What is WYSIWYG editor?

A WYSIWYG (pronounced “wiz-ee-wig”) editor or tool allows a developer to view what the finished result will look like while creating the interface or document. WYSIWYG stands for “what you see is what you get.”

what is wysiwyg editor

WSIWYG stands for “What You See Is What You Get,” or “What You See Is What You Get.” This refers to how software can show people how each type of content will look without them having to do any extra work or write code.

The idea behind WYSIWYG is that any changes you make on the screen will show up in the final product without you having to do anything else. This means that when you use a WYSIWYG editor, the way your design and content look on the platform is exactly how it will look when it is done.

A WYSIWYG editor differs from more traditional editors in that they need the developer to enter descriptive codes (or markup) and do not allow the developer to view the effects of the markup immediately.
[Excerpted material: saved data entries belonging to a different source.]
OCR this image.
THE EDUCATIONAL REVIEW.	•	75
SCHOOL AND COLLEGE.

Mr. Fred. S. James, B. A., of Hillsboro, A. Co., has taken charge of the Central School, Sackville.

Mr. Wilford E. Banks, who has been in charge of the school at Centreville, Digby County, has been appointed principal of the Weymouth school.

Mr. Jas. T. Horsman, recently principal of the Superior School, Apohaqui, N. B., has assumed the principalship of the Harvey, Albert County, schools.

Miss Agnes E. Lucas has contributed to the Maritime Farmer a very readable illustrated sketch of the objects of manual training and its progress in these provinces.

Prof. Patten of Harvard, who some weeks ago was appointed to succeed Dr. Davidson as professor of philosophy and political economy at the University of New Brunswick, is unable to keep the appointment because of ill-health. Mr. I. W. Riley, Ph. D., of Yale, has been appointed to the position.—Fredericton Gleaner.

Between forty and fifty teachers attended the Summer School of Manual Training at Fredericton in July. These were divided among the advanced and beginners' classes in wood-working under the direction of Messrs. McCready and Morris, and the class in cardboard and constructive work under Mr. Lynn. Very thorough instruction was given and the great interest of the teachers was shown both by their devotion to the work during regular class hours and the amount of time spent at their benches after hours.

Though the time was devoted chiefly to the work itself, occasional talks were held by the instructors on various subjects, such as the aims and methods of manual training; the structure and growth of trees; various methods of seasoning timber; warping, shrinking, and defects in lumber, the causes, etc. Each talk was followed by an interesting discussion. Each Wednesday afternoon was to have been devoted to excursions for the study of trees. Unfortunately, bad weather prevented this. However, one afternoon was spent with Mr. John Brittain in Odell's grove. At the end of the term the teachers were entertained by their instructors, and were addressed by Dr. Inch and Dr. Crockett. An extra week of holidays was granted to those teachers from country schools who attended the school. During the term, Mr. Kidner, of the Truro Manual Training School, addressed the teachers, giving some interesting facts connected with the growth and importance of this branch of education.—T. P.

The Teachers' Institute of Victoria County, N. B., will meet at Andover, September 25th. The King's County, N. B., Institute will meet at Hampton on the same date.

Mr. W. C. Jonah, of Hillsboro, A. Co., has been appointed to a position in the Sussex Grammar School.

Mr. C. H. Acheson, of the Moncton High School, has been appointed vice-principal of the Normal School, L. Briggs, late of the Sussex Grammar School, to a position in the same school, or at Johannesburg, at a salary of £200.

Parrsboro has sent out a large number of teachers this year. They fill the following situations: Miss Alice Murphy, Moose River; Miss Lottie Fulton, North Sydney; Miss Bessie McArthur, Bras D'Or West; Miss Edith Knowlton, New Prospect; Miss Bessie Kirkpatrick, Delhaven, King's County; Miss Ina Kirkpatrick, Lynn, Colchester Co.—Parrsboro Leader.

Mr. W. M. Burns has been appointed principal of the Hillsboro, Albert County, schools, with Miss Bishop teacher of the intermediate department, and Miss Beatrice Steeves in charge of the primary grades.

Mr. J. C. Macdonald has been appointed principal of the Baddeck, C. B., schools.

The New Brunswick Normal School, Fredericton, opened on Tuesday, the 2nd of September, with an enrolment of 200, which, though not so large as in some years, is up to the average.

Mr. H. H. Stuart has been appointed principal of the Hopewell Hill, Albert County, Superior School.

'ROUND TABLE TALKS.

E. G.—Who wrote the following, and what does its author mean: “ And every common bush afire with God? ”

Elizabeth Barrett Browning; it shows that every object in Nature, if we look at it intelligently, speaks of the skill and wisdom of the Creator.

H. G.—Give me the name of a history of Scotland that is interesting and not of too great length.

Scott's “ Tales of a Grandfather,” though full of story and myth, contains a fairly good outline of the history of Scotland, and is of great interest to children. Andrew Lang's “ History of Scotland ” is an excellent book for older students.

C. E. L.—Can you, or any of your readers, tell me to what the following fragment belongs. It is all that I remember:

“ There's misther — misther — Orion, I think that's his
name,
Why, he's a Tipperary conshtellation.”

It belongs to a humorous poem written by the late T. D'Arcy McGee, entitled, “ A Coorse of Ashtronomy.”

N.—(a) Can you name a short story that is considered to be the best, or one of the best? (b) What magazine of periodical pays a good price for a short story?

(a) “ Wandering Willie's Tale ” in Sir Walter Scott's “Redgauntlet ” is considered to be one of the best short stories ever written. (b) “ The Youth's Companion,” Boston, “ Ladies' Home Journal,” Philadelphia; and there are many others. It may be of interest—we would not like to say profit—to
Bravo, a word processing application, was the first complete WYSIWYG editor.

Developed at the Xerox Palo Alto Research Center in the 1970s by Charles Simonyi, it served as the foundation for Simonyi’s work at Microsoft and grew into two other WYSIWYG products, Word and Excel.

WYSIWYG and Web Design

Rich text editors, on the other hand, don’t require developers to write descriptive code or markup to build websites. This makes them different from traditional plain text editors, which require them to write code or markup to build websites. Plain text editors won’t show you how your work is going right away.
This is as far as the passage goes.